Get Out scoops top honours at Independent Spirit Awards
The last four winners of the best feature at the Spirits went on to win the best picture Oscar the following day.
Get Out won best feature at the Film Independent Spirit Awards – an honour that has been followed by best picture success at the Oscars for the previous four winners.
The racism-tackling satire, starring Londoner Daniel Kaluuya, also earned Jordan Peele the best director award at the ceremony held in a tent on the Santa Monica beach on Saturday, a day ahead of the Academy Awards.
Oscars favourite The Shape Of Water failed to get a look in at the Spirits, however, despite its budget falling within the ceremony’s cap of around 20 million dollars (£14 million), which ruled out some of the other front-runners.
Jordan Peele, Daniel Kaluuya and co backstage after Get Out won best feature at the Film Independent Spirit Awards pic.twitter.com/pcinQmy1ca— Sam Blewett (@BlewettSam) March 4, 2018
Backstage, Peele did not indicate any heightened expectations of Oscar success, saying: “We didn’t expect it, but this means so much. This is Saturday and tomorrow’s tomorrow.”
Previously, 12 Years A Slave, Birdman, Spotlight and Moonlight won at the celebration of independent cinema before triumphing the following day at the Oscars.

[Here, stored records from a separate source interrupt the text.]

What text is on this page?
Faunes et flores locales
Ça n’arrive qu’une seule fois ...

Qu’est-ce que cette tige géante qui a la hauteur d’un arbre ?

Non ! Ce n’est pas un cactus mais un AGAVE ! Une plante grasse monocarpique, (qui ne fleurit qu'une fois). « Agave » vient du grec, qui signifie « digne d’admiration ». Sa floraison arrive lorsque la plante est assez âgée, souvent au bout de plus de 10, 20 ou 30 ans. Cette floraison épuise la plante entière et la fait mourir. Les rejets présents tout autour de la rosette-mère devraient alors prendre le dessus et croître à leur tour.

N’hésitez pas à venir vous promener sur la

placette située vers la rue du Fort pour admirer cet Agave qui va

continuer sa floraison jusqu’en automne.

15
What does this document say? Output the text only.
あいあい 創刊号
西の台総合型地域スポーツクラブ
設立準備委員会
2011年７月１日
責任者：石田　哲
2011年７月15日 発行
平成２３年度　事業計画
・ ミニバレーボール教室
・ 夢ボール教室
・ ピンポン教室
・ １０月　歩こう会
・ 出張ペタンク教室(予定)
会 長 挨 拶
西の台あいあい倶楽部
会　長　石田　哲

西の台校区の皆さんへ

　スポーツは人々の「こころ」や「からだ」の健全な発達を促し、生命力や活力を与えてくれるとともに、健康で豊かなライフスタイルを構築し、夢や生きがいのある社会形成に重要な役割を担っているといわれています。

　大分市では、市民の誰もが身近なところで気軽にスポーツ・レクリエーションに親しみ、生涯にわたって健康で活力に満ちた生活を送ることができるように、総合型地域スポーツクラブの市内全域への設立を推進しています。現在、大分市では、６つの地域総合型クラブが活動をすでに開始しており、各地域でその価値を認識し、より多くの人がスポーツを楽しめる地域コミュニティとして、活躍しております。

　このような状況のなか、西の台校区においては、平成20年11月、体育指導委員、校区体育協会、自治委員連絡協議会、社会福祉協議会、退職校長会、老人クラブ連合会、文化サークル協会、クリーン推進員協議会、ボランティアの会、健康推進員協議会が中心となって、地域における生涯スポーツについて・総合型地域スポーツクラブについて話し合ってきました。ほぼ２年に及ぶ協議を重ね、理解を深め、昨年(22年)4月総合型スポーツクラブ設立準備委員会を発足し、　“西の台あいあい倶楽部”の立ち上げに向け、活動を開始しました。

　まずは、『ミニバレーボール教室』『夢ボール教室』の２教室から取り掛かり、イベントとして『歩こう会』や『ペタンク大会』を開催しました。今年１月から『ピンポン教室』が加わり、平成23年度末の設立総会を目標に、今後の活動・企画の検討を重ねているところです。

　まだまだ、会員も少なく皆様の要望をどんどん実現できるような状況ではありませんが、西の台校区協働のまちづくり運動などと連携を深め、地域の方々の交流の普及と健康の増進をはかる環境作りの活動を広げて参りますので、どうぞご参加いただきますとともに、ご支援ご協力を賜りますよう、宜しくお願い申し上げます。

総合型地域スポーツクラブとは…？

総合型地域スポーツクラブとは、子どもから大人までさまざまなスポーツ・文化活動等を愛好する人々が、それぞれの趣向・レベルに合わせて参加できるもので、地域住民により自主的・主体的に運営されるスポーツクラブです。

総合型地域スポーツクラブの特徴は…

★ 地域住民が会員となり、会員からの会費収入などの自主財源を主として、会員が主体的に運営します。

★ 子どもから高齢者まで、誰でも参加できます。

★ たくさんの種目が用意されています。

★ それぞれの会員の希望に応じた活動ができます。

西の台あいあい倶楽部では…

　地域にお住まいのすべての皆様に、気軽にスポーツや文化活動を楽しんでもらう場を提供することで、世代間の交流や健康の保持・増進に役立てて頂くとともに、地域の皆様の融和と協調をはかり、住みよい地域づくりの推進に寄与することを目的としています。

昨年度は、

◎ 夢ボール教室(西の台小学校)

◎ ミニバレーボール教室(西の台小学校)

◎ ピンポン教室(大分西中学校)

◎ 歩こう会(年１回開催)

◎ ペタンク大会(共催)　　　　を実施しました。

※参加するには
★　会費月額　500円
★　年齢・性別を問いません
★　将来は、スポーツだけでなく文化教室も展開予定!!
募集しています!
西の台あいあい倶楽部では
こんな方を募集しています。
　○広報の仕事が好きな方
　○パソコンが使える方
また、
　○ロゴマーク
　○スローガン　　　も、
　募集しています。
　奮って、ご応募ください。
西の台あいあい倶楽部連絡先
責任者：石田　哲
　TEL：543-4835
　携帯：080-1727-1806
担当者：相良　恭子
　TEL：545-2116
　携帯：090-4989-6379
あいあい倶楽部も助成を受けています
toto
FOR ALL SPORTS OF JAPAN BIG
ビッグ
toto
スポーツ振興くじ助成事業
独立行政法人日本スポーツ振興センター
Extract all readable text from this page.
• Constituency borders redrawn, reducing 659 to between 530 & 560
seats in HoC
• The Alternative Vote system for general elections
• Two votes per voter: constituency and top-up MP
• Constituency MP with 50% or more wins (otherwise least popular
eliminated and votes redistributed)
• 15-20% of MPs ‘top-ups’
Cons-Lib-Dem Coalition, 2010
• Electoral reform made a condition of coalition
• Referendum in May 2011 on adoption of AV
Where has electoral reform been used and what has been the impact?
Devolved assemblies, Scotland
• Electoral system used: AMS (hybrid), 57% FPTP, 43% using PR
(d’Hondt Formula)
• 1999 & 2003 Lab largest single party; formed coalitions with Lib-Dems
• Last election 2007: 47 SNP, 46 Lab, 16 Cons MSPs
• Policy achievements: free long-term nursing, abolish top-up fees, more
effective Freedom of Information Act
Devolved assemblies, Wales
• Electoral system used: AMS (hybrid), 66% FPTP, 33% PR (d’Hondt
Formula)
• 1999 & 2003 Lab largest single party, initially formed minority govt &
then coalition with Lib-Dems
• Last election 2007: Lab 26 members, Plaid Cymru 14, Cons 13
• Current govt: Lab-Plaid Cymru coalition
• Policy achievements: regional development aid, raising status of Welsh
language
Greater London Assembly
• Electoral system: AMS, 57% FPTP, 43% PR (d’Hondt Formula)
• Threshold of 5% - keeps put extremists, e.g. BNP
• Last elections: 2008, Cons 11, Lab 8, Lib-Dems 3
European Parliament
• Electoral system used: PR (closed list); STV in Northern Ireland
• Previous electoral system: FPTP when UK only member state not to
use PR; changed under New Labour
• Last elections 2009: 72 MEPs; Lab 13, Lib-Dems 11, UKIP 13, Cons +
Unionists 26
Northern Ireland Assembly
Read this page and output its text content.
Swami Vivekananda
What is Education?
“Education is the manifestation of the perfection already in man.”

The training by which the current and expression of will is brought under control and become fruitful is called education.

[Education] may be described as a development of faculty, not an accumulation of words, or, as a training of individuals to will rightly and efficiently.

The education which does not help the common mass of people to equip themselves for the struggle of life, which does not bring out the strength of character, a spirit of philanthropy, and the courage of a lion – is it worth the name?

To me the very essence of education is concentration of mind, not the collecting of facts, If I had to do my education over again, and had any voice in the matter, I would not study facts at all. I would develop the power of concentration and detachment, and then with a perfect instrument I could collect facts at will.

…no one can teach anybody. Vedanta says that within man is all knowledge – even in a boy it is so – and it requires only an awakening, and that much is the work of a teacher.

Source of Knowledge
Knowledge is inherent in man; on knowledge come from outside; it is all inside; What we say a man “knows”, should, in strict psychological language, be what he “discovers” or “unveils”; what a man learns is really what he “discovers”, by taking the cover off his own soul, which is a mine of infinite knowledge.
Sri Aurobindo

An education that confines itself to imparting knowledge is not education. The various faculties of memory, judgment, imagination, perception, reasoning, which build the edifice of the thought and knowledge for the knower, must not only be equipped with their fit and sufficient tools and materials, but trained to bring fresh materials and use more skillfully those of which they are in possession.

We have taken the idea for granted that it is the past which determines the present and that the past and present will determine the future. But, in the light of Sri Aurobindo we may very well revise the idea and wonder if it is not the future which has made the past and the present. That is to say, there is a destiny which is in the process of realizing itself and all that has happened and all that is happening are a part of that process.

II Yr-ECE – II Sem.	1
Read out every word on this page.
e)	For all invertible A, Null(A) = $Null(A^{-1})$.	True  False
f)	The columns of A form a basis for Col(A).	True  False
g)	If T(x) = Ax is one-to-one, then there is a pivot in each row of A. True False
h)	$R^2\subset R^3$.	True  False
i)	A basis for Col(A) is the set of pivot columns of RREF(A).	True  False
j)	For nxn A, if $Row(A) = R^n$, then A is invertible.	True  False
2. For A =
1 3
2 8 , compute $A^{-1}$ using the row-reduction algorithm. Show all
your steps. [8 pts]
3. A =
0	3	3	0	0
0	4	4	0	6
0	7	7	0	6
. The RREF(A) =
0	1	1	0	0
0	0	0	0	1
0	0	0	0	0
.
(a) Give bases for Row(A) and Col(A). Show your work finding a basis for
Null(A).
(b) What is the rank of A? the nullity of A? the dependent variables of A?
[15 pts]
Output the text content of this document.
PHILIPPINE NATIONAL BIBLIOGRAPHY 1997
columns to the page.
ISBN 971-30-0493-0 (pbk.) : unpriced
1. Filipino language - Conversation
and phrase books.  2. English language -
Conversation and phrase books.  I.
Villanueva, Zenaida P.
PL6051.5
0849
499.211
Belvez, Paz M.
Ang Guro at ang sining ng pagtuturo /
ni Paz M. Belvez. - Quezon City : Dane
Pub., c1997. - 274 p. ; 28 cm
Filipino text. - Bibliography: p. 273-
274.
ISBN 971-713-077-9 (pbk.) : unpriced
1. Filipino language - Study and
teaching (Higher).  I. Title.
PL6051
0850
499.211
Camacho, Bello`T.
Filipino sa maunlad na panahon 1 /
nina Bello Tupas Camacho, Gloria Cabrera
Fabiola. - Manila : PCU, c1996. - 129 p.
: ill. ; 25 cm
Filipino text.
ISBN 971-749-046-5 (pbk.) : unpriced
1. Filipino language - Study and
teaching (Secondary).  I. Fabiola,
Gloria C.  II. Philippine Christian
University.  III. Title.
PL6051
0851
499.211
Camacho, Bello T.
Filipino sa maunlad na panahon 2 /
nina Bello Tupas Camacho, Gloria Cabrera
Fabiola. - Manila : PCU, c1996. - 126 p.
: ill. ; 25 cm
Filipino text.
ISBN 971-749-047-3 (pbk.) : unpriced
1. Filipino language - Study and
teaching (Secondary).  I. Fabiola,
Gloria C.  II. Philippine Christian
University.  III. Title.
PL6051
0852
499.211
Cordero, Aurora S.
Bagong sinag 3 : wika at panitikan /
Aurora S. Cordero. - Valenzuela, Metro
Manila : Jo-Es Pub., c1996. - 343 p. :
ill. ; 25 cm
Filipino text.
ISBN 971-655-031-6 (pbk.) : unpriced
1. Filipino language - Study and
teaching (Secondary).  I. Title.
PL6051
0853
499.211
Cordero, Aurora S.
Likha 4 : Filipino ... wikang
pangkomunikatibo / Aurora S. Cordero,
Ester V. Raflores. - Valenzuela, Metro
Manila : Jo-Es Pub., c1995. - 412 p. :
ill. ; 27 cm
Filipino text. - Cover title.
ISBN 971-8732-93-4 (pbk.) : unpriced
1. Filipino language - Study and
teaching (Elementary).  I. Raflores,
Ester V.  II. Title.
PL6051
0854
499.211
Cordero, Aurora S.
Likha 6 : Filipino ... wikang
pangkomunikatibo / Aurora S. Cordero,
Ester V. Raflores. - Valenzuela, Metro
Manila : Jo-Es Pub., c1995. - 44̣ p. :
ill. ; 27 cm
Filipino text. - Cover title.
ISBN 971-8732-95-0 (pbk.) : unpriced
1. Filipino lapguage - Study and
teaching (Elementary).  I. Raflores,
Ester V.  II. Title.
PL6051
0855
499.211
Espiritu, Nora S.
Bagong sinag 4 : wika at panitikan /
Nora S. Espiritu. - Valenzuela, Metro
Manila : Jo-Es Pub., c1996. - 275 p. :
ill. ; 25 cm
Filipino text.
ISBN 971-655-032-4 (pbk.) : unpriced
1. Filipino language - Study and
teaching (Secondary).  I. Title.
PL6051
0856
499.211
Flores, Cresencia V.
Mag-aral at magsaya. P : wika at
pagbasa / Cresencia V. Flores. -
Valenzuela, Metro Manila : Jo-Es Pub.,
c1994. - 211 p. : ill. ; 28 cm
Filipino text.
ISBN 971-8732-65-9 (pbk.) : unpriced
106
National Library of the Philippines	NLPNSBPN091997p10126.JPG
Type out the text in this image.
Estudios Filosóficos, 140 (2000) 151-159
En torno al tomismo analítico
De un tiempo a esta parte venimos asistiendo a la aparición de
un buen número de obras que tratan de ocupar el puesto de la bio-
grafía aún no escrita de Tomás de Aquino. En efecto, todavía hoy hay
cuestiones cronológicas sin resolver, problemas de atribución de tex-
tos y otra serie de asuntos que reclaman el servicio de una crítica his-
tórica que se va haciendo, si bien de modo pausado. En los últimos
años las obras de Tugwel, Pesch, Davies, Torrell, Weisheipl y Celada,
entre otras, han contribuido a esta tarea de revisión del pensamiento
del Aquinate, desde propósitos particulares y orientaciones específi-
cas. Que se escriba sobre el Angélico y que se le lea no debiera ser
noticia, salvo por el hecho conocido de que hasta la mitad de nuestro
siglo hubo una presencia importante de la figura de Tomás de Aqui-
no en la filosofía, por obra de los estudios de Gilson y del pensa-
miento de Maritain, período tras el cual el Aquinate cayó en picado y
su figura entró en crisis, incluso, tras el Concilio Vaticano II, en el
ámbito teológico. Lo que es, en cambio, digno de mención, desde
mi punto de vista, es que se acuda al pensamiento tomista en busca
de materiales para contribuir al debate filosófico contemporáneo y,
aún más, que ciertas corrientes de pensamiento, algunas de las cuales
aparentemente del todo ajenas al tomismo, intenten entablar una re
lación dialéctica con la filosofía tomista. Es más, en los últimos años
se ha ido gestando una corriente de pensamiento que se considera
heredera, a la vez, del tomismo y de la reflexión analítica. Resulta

Frances McDormand won the best female Spirit Award for Three Billboards Outside Ebbing, Missouri, while 22-year-old Timothee Chalamet won best male for Call Me By Your Name.
Best supporting female and male went to I, Tonya’s Alison Janney and Sam Rockwell for Three Billboards, while best screenplay went to Greta Gerwig for Ladybird.
Accepting the top honour on stage, Peele said the film industry was undergoing a “renaissance”.
One, he said, “where stories from the outsider, stories from the people in this room, the same stories that independent film-makers have been telling for years, are being honoured and recognised and celebrated”.
He also urged film-makers to pursue the truth, which he said was what led him to make the hard-hitting movie after initially not planning to make such a statement.
“At some point I just followed the truth and I realised that there were people locked up for smoking less weed than I was smoking when I wrote the movie,” he said.
At a time when Hollywood is facing a reckoning over sexual misconduct and is being taken to task over its diversity issue, Chalamet said he had faith for a bright future.
“We’ve got a whole new wave, we’re going to be good, we’re going to be fine,” Chalamet said, praising rising stars such as Mudbound’s Dee Rees and Kaluuya.
Opening the show, hosts Nick Kroll and John Mulaney quickly took the celebration of independent cinema onto Hollywood’s ongoing crisis, calling out Harvey Weinstein, Louis CK and Kevin Spacey.
“Last year everyone famous died, this year everyone famous wishes they were dead,” Mulaney said.
They also had a dig at Donald Trump, as did Salma Hayek as she presented the best international film award to Chile’s A Fantastic Woman.
“This award has never gone to a shit hole nation – because there are no shit hole nations,” she said, referencing the US president’s reported slur on African nations.
The non-profit organisation Film Independent, comprising actors, film-makers and critics, selected the winners at the 33rd annual ceremony in California.